The report makes three recommendations for transforming federal human capital management, each with several action items to help get there: develop a new framework for Congress and the executive branch to work together, reform OPM and become an inspirational employer that invests in its people.

The first recommendation would create a better operating model for collaboration between the White House, Congress and OPM by establishing a select committee on the federal workforce in Congress and a working group with members from the legislative and executive branches.

That recommendation would also require leadership at OPM and the Office of Management and Budget to plan for and keep data on workforce initiatives, implementing a human capital management scorecard, similar to that of the Federal Information Technology Acquisition Reform Act, which grades major agencies twice a year on the health of their technology practices. The agencies would also need to create a plan for training and certifying human capital professionals.

The recommendation of reforming the Office of Personnel Management comes with the most action items, and likely the most potential for controversy, considering how much pushback the Trump administration’s proposal to reorganize the agency received.

Though the report encouraged Congress to wait for the legally mandated review of the proposed merger between OPM and GSA to be completed before making any decision, it also noted that a reform of the agency would be necessary whether or not such a merger takes place.

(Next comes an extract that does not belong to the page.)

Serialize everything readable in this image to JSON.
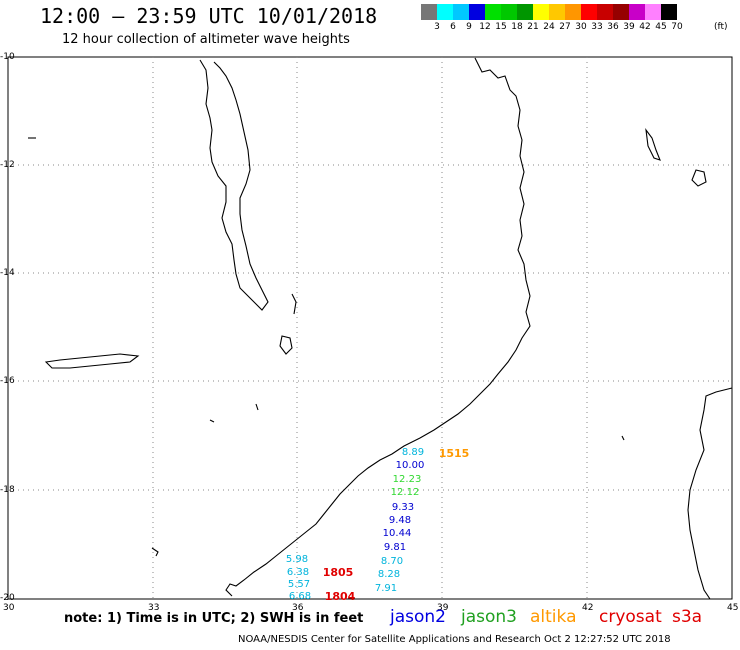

“It would make no sense to consider moving OPM without effecting a significant transformation first, so that a ‘lift and shift’ does not occur without significant strategic benefit, or to just realize a false sense of ‘job complete’ after the move. However, we do recommend moving all procurement and facilities functions to GSA (we understand facilities management has already been moved),” the report reads.

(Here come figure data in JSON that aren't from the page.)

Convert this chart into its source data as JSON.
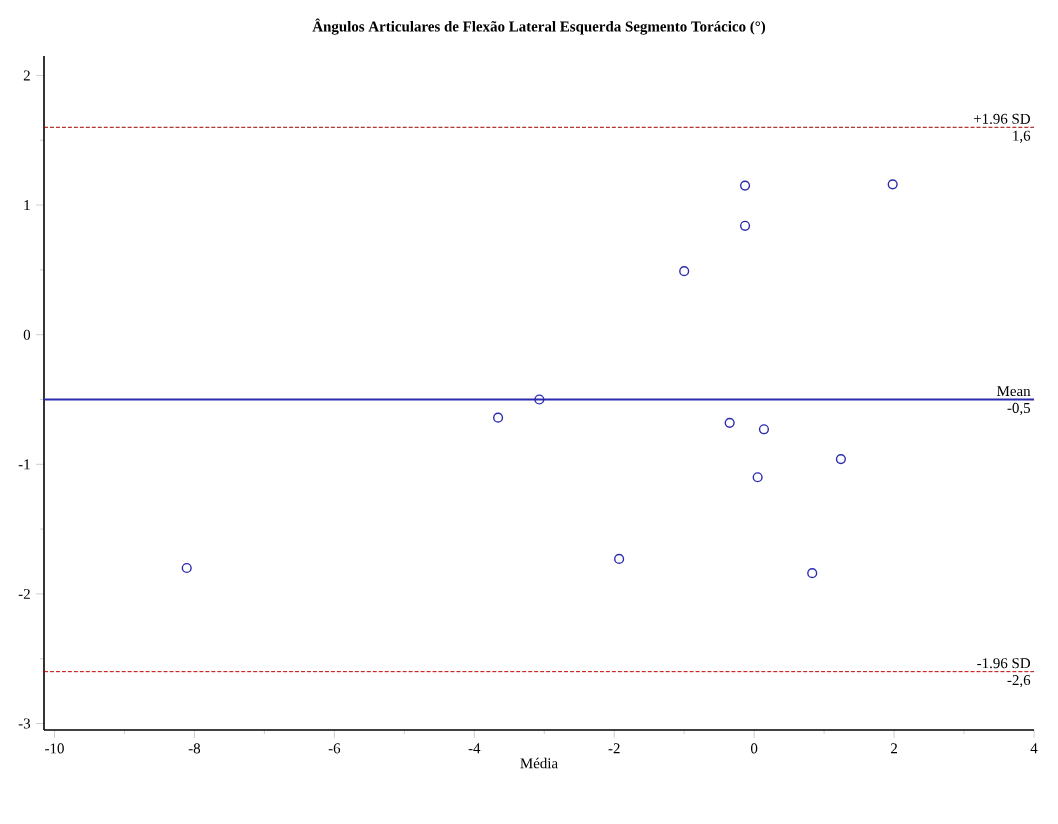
{
  "chart_data": {
    "type": "scatter",
    "title": "Ângulos Articulares de Flexão Lateral Esquerda Segmento Torácico (°)",
    "xlabel": "Média",
    "x": [
      -8.11,
      -3.66,
      -3.07,
      -0.13,
      1.98,
      -0.13,
      -1.0,
      -0.35,
      0.14,
      1.24,
      0.05,
      -1.93,
      0.83
    ],
    "series": [
      {
        "color": "#2b2bb0",
        "values": [
          -1.8,
          -0.64,
          -0.5,
          1.15,
          1.16,
          0.84,
          0.49,
          -0.68,
          -0.73,
          -0.96,
          -1.1,
          -1.73,
          -1.84
        ]
      }
    ],
    "marker": "circle",
    "xlim": [
      -10.15,
      4
    ],
    "ylim": [
      -3.05,
      2.15
    ],
    "xticks": [
      -10,
      -8,
      -6,
      -4,
      -2,
      0,
      2,
      4
    ],
    "yticks": [
      -3,
      -2,
      -1,
      0,
      1,
      2
    ],
    "ref_lines": [
      {
        "axis": "y",
        "value": 1.6,
        "label": "+1.96 SD",
        "color": "#a00000",
        "line_style": "dashed"
      },
      {
        "axis": "y",
        "value": -0.5,
        "label": "Mean",
        "color": "#2b2bb0",
        "line_style": "solid"
      },
      {
        "axis": "y",
        "value": -2.6,
        "label": "-1.96 SD",
        "color": "#c00000",
        "line_style": "dashed"
      }
    ],
    "annotations": [
      "1,6",
      "-0,5",
      "-2,6"
    ],
    "grid": false
  }
}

Under the report’s recommendations, OPM would be reorganized into four primary offices — the Office of Strategic Programs, the Office of Human Resource Programs, the Office of Federal Employee Benefits, and the Office of Agency Operations — while eliminating Human Resources Solutions and reengineering retirement and insurance functions to be more streamlined and user friendly, potentially reevaluating if such services would be best operated by another agency or a third party, just as the Federal Employee Dental and Vision Insurance Program is administered by BENEFEDS.

The director of OPM would also be turned into a five- or eight-year term appointment, still nominated by the president and confirmed by the Senate, while leadership of the four new offices would be drawn from the Senior Executive Service.

According to Goodrich, the agency has been without long-term leadership since 2013, inhibiting its ability to implement meaningful and long-term change. The term appointment structure would enable OPM directors to work across administrations and encourage the selection of nonpartisan nominees.

The recommendations also call for the renaming of OPM to reflect its new trajectory and enhancing the capacity of the Chief Human Capital Officers Council.

The report addresses ongoing challenges with attracting younger employees to federal service by calling on the federal government to improve operations and employee management. This includes delivering budgets that are flexible and on time — to avoid demoralizing shutdowns — and setting aside a training fund that amounts to one to two percent of federal payroll. According to Goodrich the private sector currently spends an average of 3.3 percent on training.

The proposed changes would also work to guide both low and high performers, as SEA’s Legislative Director Jason Briefel noted that a “stick-based” approach to deal with poor performers, as has been proposed by Trump administration officials, will not lead to increased efficiencies.

“Reform connotes that something is broken, that it’s unfixable,” said Briefel, adding that employees themselves do not need to be fixed, but rather the management systems that support them.

Much like other workforce reform efforts, the report calls for the end of the General Schedule, which is not designed for a modern workforce, and calls for more flexible pay banding and employee mobility across agencies.

Goodrich noted that the agency should also be focused on “creating a centralized system where OPM is using mass media, college job fairs and other job fairs for recruiting.”

The report was sent to members of Congress, the White House and election campaigns to encourage the new approach to workforce management.

Jessie Bur covers federal IT and management.